I Feel the Need…for Creeds
From this morning’s “Speaking of Faith“, where the subject was “The Need for Creeds.” The story is at 19:54 on the podcast. Jarislov Pelikan has been discussing the importance of creeds for Christianity (who has the greatest abundance of them, over and above Judaism and Islam). He makes reference to Ralph Waldo Emerson’s address to students at the Harvard Divinity School, in which Emerson says “You must be yourself a newborn bard of the Holy Spirit and sing it out.” The problem with this continual creation of new creeds, Pelikan says, is that
You do it and then you do it a little bit more and you have to teach your children something and the best you can do is to teach them what you have. You do that for several generations and all of the sudden, there you have a new creed. The only alternative to tradition is bad tradition.
This got me thinking about how natural it is that the Principles and Purposes of UUism have become creedlike. For a while there’s been a lot of discussion of revising them, re-evaluating how they’re used, and so on. I don’t think the term “creed” has to be scary. Any creed Unitarian Universalists would use as a way of bringing disparate beliefs together would, naturally, be continually under revision. And a creed doesn’t have to be contrary to the foundational idea of covenant. (Historically, they go together.)
Still, against Pelikan’s interpretation of Emerson above, I disagree that continual revision of creeds leads, inevitably, to “bad tradition.” I think that the alternative to a credal religion isn’t a non-credal religion, but instead it is a credal religion unaware of its conflicting creeds. What we need is more explicit theology.

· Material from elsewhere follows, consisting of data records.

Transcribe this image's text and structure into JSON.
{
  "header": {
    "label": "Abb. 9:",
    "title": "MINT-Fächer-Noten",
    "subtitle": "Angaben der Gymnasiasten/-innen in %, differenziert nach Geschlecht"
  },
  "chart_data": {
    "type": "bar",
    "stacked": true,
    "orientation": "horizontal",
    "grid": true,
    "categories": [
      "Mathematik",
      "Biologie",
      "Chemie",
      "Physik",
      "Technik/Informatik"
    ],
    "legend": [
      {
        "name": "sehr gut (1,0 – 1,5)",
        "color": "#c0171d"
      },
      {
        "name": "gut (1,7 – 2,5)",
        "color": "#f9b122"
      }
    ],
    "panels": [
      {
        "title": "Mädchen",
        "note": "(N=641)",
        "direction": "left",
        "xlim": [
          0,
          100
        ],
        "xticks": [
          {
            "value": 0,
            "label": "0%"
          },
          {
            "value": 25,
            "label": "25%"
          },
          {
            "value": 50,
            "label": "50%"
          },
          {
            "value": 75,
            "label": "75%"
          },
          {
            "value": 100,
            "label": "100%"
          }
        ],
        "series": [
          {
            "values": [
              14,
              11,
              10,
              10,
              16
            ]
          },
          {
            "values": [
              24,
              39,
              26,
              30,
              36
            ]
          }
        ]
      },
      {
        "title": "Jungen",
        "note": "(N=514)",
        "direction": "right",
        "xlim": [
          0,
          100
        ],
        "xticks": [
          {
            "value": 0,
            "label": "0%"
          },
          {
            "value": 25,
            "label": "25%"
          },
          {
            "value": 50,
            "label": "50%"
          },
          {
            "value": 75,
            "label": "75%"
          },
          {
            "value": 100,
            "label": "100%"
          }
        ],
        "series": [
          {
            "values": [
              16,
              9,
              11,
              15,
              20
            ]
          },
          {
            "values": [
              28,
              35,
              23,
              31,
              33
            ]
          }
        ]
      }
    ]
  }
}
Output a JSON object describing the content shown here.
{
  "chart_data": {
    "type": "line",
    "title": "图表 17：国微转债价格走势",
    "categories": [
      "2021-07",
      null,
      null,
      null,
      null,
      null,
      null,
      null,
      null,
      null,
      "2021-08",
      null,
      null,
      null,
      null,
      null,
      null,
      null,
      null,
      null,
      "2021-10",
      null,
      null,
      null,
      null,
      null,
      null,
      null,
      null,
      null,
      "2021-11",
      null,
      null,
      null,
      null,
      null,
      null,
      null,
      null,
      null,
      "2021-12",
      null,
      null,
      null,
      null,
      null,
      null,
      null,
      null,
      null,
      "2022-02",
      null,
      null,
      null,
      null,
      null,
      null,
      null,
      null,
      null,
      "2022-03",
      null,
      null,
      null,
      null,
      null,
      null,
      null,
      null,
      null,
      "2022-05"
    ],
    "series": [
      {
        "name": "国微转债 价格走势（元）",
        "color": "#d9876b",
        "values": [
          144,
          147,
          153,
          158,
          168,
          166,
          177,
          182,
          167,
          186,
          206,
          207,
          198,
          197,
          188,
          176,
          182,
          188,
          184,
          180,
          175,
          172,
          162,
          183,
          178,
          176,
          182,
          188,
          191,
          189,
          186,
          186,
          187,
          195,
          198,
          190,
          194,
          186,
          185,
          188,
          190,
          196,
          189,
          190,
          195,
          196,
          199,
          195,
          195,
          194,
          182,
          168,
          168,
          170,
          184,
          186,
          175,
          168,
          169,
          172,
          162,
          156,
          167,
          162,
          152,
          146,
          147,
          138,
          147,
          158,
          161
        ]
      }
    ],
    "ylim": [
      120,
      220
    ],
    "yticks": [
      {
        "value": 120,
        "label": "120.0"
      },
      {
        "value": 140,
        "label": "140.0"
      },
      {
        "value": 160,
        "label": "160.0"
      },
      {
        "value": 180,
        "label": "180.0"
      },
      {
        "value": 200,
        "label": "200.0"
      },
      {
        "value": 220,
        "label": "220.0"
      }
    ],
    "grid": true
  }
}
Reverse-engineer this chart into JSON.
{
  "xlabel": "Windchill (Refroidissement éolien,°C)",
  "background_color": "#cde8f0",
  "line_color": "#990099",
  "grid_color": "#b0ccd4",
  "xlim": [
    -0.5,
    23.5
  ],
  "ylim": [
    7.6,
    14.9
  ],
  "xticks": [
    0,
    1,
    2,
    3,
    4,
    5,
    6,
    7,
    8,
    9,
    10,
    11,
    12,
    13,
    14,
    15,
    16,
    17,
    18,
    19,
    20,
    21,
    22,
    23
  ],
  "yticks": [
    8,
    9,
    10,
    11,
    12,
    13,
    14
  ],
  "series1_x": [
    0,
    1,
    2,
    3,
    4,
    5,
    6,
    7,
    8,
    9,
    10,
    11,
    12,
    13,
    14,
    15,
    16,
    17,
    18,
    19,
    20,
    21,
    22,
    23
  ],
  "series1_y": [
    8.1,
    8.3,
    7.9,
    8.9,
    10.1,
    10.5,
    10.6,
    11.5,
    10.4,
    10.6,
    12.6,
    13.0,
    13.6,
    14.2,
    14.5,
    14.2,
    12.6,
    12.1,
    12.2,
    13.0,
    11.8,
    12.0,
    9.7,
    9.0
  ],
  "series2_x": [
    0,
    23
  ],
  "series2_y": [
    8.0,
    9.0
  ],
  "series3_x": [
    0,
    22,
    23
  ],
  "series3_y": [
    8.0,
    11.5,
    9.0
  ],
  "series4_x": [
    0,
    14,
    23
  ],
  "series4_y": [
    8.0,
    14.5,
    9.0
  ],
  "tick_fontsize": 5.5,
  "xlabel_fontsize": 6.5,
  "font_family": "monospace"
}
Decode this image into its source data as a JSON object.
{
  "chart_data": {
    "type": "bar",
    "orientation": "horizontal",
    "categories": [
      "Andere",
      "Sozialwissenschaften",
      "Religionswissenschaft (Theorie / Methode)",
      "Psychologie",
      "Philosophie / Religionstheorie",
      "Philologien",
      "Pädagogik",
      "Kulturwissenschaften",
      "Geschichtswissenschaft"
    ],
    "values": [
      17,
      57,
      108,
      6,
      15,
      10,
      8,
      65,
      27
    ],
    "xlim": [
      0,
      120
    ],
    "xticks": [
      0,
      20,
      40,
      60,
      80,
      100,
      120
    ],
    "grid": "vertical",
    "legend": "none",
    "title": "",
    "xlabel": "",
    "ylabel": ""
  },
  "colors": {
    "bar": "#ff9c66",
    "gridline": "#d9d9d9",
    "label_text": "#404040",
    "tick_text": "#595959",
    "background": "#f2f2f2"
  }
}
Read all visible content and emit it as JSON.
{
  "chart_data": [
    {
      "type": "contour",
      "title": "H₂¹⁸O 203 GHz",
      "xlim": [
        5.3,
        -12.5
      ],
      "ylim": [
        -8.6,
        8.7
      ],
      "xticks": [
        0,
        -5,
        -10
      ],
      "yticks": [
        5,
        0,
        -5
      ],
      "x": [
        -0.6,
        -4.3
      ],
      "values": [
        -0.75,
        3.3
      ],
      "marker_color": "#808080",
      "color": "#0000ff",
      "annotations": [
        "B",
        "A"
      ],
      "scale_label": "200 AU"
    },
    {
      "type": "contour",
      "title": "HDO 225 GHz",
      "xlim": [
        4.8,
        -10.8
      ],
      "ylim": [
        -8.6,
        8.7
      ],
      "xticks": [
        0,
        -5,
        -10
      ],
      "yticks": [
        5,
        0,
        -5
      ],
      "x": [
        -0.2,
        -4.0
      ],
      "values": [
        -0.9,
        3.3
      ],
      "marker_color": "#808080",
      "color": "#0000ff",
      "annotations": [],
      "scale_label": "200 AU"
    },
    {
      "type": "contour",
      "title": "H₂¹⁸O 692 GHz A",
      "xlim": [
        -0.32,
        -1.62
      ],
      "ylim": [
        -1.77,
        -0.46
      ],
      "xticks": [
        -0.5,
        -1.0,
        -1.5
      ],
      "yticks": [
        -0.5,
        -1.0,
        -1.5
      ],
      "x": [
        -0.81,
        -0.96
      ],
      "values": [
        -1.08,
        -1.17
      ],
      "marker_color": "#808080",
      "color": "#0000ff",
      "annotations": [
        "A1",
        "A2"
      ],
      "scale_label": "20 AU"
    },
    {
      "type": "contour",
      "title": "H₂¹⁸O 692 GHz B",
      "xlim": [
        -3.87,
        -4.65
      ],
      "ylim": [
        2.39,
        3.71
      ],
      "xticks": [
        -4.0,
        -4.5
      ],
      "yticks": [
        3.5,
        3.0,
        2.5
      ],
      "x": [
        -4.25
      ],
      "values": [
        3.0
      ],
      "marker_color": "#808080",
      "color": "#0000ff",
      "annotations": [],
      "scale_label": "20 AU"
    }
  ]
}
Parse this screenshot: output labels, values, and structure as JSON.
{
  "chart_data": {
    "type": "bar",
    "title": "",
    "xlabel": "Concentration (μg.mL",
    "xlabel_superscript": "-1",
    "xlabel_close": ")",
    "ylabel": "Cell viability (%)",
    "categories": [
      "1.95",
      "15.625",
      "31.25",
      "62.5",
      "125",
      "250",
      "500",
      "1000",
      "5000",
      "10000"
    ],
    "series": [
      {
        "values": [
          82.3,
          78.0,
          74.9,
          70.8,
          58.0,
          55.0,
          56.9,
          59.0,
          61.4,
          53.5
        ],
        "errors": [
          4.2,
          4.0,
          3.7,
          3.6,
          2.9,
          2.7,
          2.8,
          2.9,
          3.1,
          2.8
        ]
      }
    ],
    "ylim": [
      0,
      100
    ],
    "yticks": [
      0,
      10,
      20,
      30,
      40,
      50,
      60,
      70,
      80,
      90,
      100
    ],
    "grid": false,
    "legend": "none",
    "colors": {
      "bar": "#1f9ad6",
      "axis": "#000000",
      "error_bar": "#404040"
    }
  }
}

Pelikan makes the point that tolerance under the Golden Age of Islam allowed Maimonides to write his book, A Guide for the Perplexed. While I’m not advocating for a state religion, I do think that it is possible for religious tolerance and freedom of intellectual investigation to occur within a society which largely agrees to a set of core beliefs. Those beliefs simply need to have within them the space for dissent.
Of course, the situation is more complex than a return to some kind of golden age–Islam saw Judaism as monotheistic, so the exploration of thinkers like Maimonides were of the one true god. This was a sort of inclusivism, the kind which Catholics espouse when they talk about “anonymous Christians.” I don’t think that UUs want to go down that route, which ultimately dismisses the reality of any difference between my (true) beliefs and your (anonymously true) beliefs.